熱心に紡がれようとするそれを最後まで聞こうとはせず、アリスは呆れて小鳥遊の眼前に右手を差し出して制した。小鳥遊は不満げではあったが、言葉を止める。本当随分質朴だ、とアリスは溜め息を吐きそうになった。無論吐いてしまえば失礼に当たるとは解ったので、吐きはしなかったが。
小鳥遊は清新さを感じるアリスの横顔を繁繁と眺め、そうして調子を弾ませた声で紡ぐ。

「アリスさん、それではお願い致します」
「何を?」

疑問で返すと、小鳥遊はさも当然そうに両手で剣を構える仕草をし、左に泣き黒子のある目を細くした。

「お手合わせ、です」





小鳥遊はそれから、毎日アリスの元を訪ねた。アリスはそれを全面的に煙たがったかと云えば、それはそれで嘘になる。小鳥遊のあの盲目と形容も出来るような態度は確かに好ましくはなかったが、しかし年下とは云え同年代の同性とこうして話せるのは新鮮で、決して悪い気はしなかった。相手が敬語で畏まるので、友人と云った感じはさほど持てはしなかったが。更には片意地で、アリス以外には喧嘩腰で冷徹なのも後に知る。それでも、ロリナとエディス、軍人以外との交遊がなかったアリスからしたらこの出会いは大きなものだった。
しかし、アリスの時間は彼に取られ、思うような行動は出来なくなった。つまり、人目を憚って行うべき言語の習得が、出来なくなった。彼は言わば監視者で、士官学校生徒である彼に日本を不法に出ようとしている事を知られてしまってはまずいと、アリスは重々理解していた。お国を敬愛する身分であるのだから。

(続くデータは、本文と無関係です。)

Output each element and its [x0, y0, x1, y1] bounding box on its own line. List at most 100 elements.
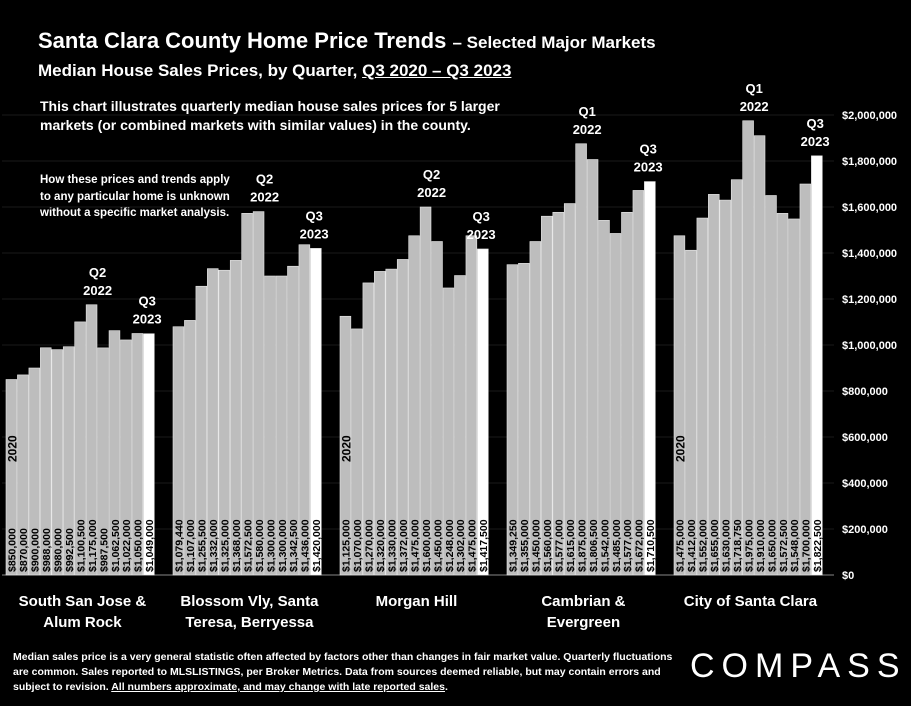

アリスが小鳥遊を完全に好く事が出来なかった点は、此処にある。ジンゴイズムである小鳥遊とは、反りが合う筈もなかった。好戦的な彼と比べ、アリスはどちらかと云えば好ましくない方だったのだから。アリスは小鳥遊のそのような点に、違和感を生じさせた。時代の風潮で仕方がない事なのかも知れないが、それを単簡に受け入れられる程、アリスも全人ではなかった。




アリスと小鳥遊が共に夕餉を食べようと、夕暮れの賑やかしい通りを歩いていた時の事である。アリスは海軍兵学校の首席と出会う事になる。

「小鳥遊、お前士官学校を特別免除されてるんだってな」

そう云って近付いて来たのは、海軍兵学校の制服である真っ白な軍服を着た、一人の男子生徒であった。白の軍服、金の装飾に黒の短靴。帯刀された軍刀と、両手に嵌められた白手套。陸軍の制服と違い、華やかさがあった。彼は猫毛の髪を揺らし、不敵に目を細めたままアリスへ視線を遣った。小鳥遊の顔が、途端嫌悪感を丸出しにする。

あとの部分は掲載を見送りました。